MAZ Geschäftsführung dementiert Verkaufsgerüchte gegenüber ver.di nicht

Nach Angabe von ver.di hat die Geschäftsführung der MAZ im Rahmen von betrieblichen Tarifverhandlungen den Inhalt der Medienberichte über einen möglichen kurzfristiger Verkauf der MVD “auf unsere Nachfrage hin nicht dementiert.” Gegenstand des Gesprächs waren aber Tarifthemen. In der zweite Rundne der Tarifverhandlungen wurde ein Ergebnis erzielt: 500 € Einmalzahlung im Dezember 2011; Volontäre und Azubis erhalten 250 €, 2 Prozent mehr für die gesamte Belegschaft ab 1. März 2012.
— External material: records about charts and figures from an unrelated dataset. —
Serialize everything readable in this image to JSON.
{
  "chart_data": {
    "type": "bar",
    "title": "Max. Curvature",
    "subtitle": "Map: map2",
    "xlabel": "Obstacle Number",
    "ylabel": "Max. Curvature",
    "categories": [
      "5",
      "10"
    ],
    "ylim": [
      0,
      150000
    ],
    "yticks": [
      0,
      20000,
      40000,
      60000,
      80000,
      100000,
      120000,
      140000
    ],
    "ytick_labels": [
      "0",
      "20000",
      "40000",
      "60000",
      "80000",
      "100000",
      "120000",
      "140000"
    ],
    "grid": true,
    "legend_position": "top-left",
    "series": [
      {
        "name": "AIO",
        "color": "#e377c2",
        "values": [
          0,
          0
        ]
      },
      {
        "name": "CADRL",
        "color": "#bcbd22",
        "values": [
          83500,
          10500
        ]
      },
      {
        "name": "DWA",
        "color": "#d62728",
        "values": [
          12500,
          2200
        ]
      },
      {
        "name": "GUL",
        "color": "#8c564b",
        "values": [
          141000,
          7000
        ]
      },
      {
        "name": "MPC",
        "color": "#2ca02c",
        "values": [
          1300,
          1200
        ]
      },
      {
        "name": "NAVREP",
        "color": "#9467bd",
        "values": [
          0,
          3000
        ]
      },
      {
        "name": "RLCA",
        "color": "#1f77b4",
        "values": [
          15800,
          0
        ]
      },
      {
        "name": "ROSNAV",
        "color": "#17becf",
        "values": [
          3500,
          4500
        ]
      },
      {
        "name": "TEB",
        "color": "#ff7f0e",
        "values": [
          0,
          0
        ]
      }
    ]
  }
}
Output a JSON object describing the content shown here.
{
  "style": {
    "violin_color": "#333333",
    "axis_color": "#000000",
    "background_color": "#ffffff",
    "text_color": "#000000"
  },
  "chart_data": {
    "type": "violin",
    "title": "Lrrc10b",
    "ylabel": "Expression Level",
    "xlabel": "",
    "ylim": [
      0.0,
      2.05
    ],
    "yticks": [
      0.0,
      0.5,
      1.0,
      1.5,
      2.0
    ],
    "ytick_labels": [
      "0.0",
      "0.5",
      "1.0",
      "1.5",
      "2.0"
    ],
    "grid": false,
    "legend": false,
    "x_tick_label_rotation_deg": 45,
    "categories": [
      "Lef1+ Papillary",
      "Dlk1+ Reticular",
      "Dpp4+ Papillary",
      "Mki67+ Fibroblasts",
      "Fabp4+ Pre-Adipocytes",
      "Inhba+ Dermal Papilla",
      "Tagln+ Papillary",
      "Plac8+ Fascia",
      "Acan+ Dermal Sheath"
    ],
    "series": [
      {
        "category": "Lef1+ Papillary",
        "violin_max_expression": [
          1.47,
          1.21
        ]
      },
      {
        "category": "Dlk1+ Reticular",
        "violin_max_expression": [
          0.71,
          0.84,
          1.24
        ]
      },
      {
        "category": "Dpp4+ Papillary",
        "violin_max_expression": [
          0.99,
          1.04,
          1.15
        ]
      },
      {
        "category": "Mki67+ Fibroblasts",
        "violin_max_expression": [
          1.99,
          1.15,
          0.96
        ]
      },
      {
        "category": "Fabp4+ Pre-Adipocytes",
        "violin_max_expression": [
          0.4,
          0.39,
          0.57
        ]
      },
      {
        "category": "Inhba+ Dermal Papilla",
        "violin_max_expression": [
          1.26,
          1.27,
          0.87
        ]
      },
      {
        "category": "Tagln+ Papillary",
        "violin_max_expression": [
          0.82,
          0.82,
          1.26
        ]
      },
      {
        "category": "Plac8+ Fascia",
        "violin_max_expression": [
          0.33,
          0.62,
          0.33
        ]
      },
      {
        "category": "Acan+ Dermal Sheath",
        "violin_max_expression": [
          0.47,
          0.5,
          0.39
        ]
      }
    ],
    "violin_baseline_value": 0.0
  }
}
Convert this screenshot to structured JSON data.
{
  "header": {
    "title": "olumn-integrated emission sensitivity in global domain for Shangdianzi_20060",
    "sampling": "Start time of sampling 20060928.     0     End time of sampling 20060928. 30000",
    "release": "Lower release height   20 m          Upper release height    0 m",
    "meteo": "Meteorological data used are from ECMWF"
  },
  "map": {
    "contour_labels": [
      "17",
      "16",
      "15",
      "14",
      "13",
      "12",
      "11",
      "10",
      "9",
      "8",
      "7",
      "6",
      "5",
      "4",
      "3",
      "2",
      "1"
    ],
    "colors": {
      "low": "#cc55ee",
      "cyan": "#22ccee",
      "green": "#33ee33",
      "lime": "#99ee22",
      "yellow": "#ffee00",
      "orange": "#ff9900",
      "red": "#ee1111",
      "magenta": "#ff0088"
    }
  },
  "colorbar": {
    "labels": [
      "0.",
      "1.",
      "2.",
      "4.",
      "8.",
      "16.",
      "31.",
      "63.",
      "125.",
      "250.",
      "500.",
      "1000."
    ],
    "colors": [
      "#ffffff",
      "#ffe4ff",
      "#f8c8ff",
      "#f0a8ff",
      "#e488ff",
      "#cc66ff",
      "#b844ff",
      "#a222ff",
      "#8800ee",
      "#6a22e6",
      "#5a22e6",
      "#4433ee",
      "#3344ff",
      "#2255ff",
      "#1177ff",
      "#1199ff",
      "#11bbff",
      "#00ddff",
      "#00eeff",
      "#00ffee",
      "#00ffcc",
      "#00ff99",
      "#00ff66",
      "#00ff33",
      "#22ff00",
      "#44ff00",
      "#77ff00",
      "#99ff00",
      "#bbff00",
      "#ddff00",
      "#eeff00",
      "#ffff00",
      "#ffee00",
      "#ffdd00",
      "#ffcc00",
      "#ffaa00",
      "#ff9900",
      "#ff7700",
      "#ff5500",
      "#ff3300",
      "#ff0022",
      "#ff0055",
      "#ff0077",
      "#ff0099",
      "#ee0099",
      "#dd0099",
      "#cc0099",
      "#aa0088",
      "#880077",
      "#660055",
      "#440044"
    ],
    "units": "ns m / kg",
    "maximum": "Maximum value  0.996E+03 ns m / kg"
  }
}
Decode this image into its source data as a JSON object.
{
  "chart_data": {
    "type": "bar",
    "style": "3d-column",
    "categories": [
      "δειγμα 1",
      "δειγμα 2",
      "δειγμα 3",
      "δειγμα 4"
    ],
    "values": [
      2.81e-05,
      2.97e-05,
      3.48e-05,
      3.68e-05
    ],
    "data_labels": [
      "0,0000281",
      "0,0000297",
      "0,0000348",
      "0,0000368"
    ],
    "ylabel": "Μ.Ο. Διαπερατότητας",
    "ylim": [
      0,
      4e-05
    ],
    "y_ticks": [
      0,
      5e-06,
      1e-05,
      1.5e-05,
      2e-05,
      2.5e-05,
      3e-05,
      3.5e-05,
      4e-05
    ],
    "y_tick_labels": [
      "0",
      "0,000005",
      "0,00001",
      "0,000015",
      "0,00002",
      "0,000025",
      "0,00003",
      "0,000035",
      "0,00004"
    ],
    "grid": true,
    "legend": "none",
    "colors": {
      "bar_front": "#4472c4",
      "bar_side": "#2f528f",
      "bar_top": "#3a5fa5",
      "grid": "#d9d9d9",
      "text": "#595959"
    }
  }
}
Über den Abschluss schreibt das Mitteilungsblatt des ver.di Landesbezirksfachbereichs Berlin/Brandenburg in der Ausgabe 5/2011 später “Nach einem einstündigen Warnstreik am 18. Oktober wurde in der Märkischen Verlags- und Druckgesellschaft mbH Potsdam (MVD) am Folgetag ein Tarifabschluss erreicht. Er gilt für alle Beschäftigten des Verlags- und Druckhauses, in dem die Märkische Allgemeine (MAZ) gedruckt wird. Vereinbart wurden 500 Euro Einmalzahlungen im Dezember 2011 und 2prozentige Tabellensteigerungen ab März 2012.

»Das ist ein gutes Ergebnis, auch wenn nicht alle Blütenträume reiften«, freut sich ver.di-Verhandlungsführer Andreas Köhn. Er verweist darauf, dass mit dem Haustarifabschluss seit zehn Jahren erstmals Tarifsteigerungen für die Beschäftigten der MAZ erreicht wurden und sich damit der Abstand zu den Flächentarifverträgen verringert.